Bahia Justiça

Médico baiano é condenado pela Justiça após arrancar pedaços de orelha de jovem à mordidas

Praia e Fórum do caso | Fotos: Divulgação / Google Maps

Fonte> Bahia Notícias

A 1ª Vara Criminal de Camaçari condenou um jovem médico a 2 anos e 3 meses de reclusão por agredir um jovem engenheiro civil. O crime ocorreu durante a festa “Farra de Verão”, em Guarajuba, zona turística de Camaçari, em janeiro de 2024. 

De acordo com a sentença, além da pena de prisão, foi determinou o pagamento de R$ 5 mil em indenização mínima por danos morais à vítima. De acordo com os autos, o crime aconteceu quando a vítima tentou intervir em uma briga para proteger o irmão. 

Em seu depoimento, a vítima do caso, um jovem engenheiro, descreveu a violência do ataque: “Na hora que eu fui em defesa do meu irmão, esses três rapazes começaram a me agredir também… e um deles, que é o jovem médico, me pegou pelas costas”.

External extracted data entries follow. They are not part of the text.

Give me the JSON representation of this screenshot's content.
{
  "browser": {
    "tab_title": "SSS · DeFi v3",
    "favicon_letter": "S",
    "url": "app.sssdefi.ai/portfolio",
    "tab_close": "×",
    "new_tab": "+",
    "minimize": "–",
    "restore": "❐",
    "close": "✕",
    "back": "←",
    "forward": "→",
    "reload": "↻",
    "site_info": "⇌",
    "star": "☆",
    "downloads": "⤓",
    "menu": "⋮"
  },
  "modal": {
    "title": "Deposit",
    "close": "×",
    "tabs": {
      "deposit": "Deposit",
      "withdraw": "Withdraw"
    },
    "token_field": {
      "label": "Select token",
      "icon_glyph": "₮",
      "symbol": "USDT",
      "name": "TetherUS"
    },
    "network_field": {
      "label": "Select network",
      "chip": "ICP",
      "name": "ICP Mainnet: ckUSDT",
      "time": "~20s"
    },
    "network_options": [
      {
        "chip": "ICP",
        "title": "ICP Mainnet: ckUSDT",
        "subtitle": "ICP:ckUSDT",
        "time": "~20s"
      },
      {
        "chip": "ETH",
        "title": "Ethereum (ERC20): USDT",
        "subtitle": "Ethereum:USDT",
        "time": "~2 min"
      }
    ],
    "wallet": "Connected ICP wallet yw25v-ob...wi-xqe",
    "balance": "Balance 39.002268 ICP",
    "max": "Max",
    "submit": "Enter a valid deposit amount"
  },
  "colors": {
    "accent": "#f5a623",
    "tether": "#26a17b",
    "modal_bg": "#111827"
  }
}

A vítima relatou ter sido imobilizada e asfixiada antes da lesão principal pelo homem, na época estudante de medicina. “Me derrubou no chão, me aplicou um mata-leão, tentou me asfixiar… eu estava sem ar, só estava tentando salvar minha vida”. 

Sobre o momento da amputação, o engenheiro detalha: “Ele agarrou na minha orelha e não soltou, deu umas duas, três mordidas… minha orelha estava sangrando, estava praticamente solta”.

Um amigo da vítima e testemunha presencial reiterou em juízo ter identificado o agressor devido à proximidade no momento do fato: “Eu lembro sim desse rapaz, porque eu estava muito perto da situação… eu vi ele realmente comendo a orelha do meu amigo”.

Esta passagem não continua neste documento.